Adocchiò l'unico letto presente e ci si lasciò cadere sopra. Kateur poteva scordarselo che avrebbe accettato a dormire insieme a lei. Poteva anche passare la notte a terra con una coperta, per quanto la riguardava.

Serrò le palpebre non appena sentì la porta chiudersi e il rumore dei suoi stivali. Se avesse finto di dormire, forse non sarebbe stata costretta a parlargli.

«Puoi sognartelo che mi comporti da gentiluomo e ti lasci il letto tutto per te» proruppe lui.

Katla spalancò un occhio e incrociò il suo sguardo seccato. Si era fermato a poca distanza da lei e la stava scrutando dall'alto, con le sopracciglia aggrottate e le braccia incrociate al petto, in attesa di una sua risposta.

Katla si raddrizzò con un gesto brusco. «Non dormirò con te» sbottò. Non si alzò in piedi, per non mettere in evidenza la differenza di altezza. Odiava che fosse così tanto più imponente di lei. Gli dava il permesso di fissarla dall'alto in basso, con aria di superiorità. Inoltre, le precludeva la possibilità di mostrarsi minacciosa come avrebbe voluto.

«Puoi accomodarti sul pavimento, allora». Kateur si avvicinò di un passo, per sedersi a sua volta sul materasso, ma Katla si spostò, per impedirglielo.
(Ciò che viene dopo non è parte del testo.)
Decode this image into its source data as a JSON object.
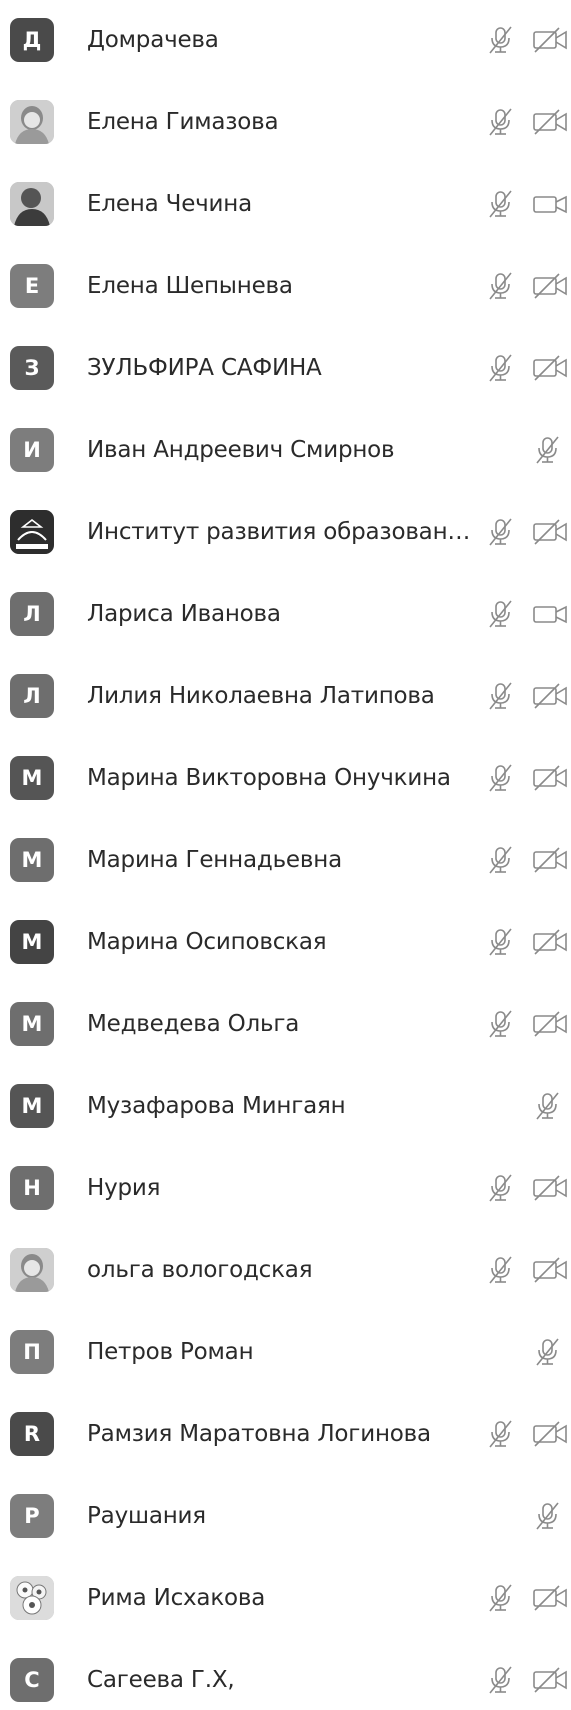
{
  "colors": {
    "avatar_dark": "#4a4a4a",
    "avatar_mid": "#6e6e6e",
    "avatar_light": "#7d7d7d",
    "icon": "#8a8a8a",
    "text": "#2a2a2a"
  },
  "participants": [
    {
      "name": "Домрачева",
      "avatar": {
        "type": "letter",
        "letter": "Д",
        "color": "#4a4a4a"
      },
      "mic": "muted",
      "camera": "off"
    },
    {
      "name": "Елена Гимазова",
      "avatar": {
        "type": "photo",
        "icon": "woman-portrait"
      },
      "mic": "muted",
      "camera": "off"
    },
    {
      "name": "Елена Чечина",
      "avatar": {
        "type": "photo",
        "icon": "person-portrait"
      },
      "mic": "muted",
      "camera": "on"
    },
    {
      "name": "Елена Шепынева",
      "avatar": {
        "type": "letter",
        "letter": "Е",
        "color": "#7d7d7d"
      },
      "mic": "muted",
      "camera": "off"
    },
    {
      "name": "ЗУЛЬФИРА САФИНА",
      "avatar": {
        "type": "letter",
        "letter": "З",
        "color": "#5a5a5a"
      },
      "mic": "muted",
      "camera": "off"
    },
    {
      "name": "Иван Андреевич Смирнов",
      "avatar": {
        "type": "letter",
        "letter": "И",
        "color": "#7d7d7d"
      },
      "mic": "muted",
      "camera": "none"
    },
    {
      "name": "Институт развития образовани...",
      "avatar": {
        "type": "photo",
        "icon": "institute-logo"
      },
      "mic": "muted",
      "camera": "off"
    },
    {
      "name": "Лариса Иванова",
      "avatar": {
        "type": "letter",
        "letter": "Л",
        "color": "#6e6e6e"
      },
      "mic": "muted",
      "camera": "on"
    },
    {
      "name": "Лилия Николаевна Латипова",
      "avatar": {
        "type": "letter",
        "letter": "Л",
        "color": "#6e6e6e"
      },
      "mic": "muted",
      "camera": "off"
    },
    {
      "name": "Марина Викторовна Онучкина",
      "avatar": {
        "type": "letter",
        "letter": "М",
        "color": "#555555"
      },
      "mic": "muted",
      "camera": "off"
    },
    {
      "name": "Марина Геннадьевна",
      "avatar": {
        "type": "letter",
        "letter": "М",
        "color": "#6e6e6e"
      },
      "mic": "muted",
      "camera": "off"
    },
    {
      "name": "Марина Осиповская",
      "avatar": {
        "type": "letter",
        "letter": "М",
        "color": "#444444"
      },
      "mic": "muted",
      "camera": "off"
    },
    {
      "name": "Медведева Ольга",
      "avatar": {
        "type": "letter",
        "letter": "М",
        "color": "#6e6e6e"
      },
      "mic": "muted",
      "camera": "off"
    },
    {
      "name": "Музафарова Мингаян",
      "avatar": {
        "type": "letter",
        "letter": "М",
        "color": "#555555"
      },
      "mic": "muted",
      "camera": "none"
    },
    {
      "name": "Нурия",
      "avatar": {
        "type": "letter",
        "letter": "Н",
        "color": "#6e6e6e"
      },
      "mic": "muted",
      "camera": "off"
    },
    {
      "name": "ольга вологодская",
      "avatar": {
        "type": "photo",
        "icon": "woman-portrait"
      },
      "mic": "muted",
      "camera": "off"
    },
    {
      "name": "Петров Роман",
      "avatar": {
        "type": "letter",
        "letter": "П",
        "color": "#7d7d7d"
      },
      "mic": "muted",
      "camera": "none"
    },
    {
      "name": "Рамзия Маратовна Логинова",
      "avatar": {
        "type": "letter",
        "letter": "R",
        "color": "#4a4a4a"
      },
      "mic": "muted",
      "camera": "off"
    },
    {
      "name": "Раушания",
      "avatar": {
        "type": "letter",
        "letter": "Р",
        "color": "#7d7d7d"
      },
      "mic": "muted",
      "camera": "none"
    },
    {
      "name": "Рима Исхакова",
      "avatar": {
        "type": "photo",
        "icon": "flower-portrait"
      },
      "mic": "muted",
      "camera": "off"
    },
    {
      "name": "Сагеева Г.Х,",
      "avatar": {
        "type": "letter",
        "letter": "С",
        "color": "#6e6e6e"
      },
      "mic": "muted",
      "camera": "off"
    }
  ]
}
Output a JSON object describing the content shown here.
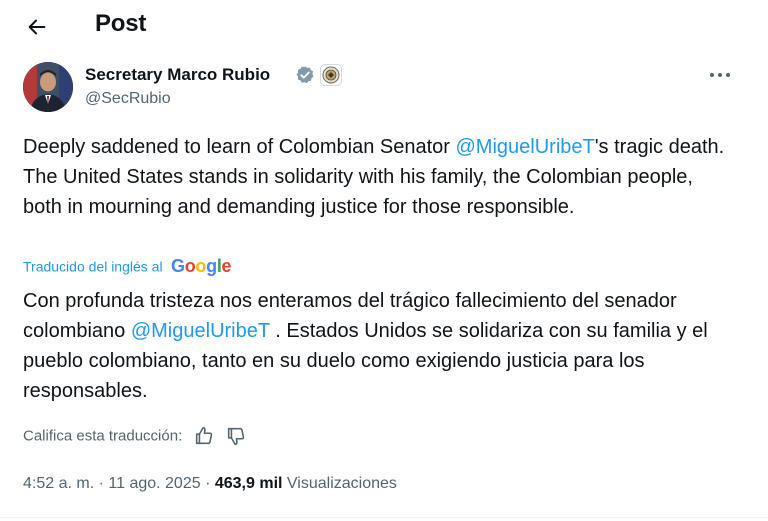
{
  "header": {
    "title": "Post"
  },
  "author": {
    "name": "Secretary Marco Rubio",
    "handle": "@SecRubio"
  },
  "tweet": {
    "text_before": "Deeply saddened to learn of Colombian Senator ",
    "mention": "@MiguelUribeT",
    "text_after": "'s tragic death. The United States stands in solidarity with his family, the Colombian people, both in mourning and demanding justice for those responsible."
  },
  "translation": {
    "label": "Traducido del inglés al",
    "provider": "Google",
    "text_before": "Con profunda tristeza nos enteramos del trágico fallecimiento del senador colombiano ",
    "mention": "@MiguelUribeT",
    "text_after": " . Estados Unidos se solidariza con su familia y el pueblo colombiano, tanto en su duelo como exigiendo justicia para los responsables.",
    "rate_label": "Califica esta traducción:"
  },
  "meta": {
    "time": "4:52 a. m.",
    "separator": "·",
    "date": "11 ago. 2025",
    "views_count": "463,9 mil",
    "views_label": "Visualizaciones"
  },
  "colors": {
    "link": "#1d9bf0",
    "secondary_text": "#536471",
    "primary_text": "#0f1419"
  },
  "icons": {
    "back": "arrow-left-icon",
    "verified": "verified-badge-icon",
    "affiliate": "state-department-seal-icon",
    "more": "more-horizontal-icon",
    "thumbs_up": "thumbs-up-icon",
    "thumbs_down": "thumbs-down-icon"
  }
}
Lui lasciò cadere le braccia lungo i fianchi e sospirò, con aria stanca. «Smettila di fare la bambina».

Katla serrò le dita, irritata. Non aveva nessun diritto di chiamarla in quel modo. Oltretutto, aveva solo un paio di anni più di lei. Si limitò a fissarlo, sapendo che ciò l'avrebbe innervosito. Kateur, infatti, serrò la mandibola. Rimase immobile per alcuni secondi, come meditando sul da farsi. Poi, l'afferrò per le ascelle e la sollevò di peso dal letto, adagiandola a terra senza particolare gentilezza.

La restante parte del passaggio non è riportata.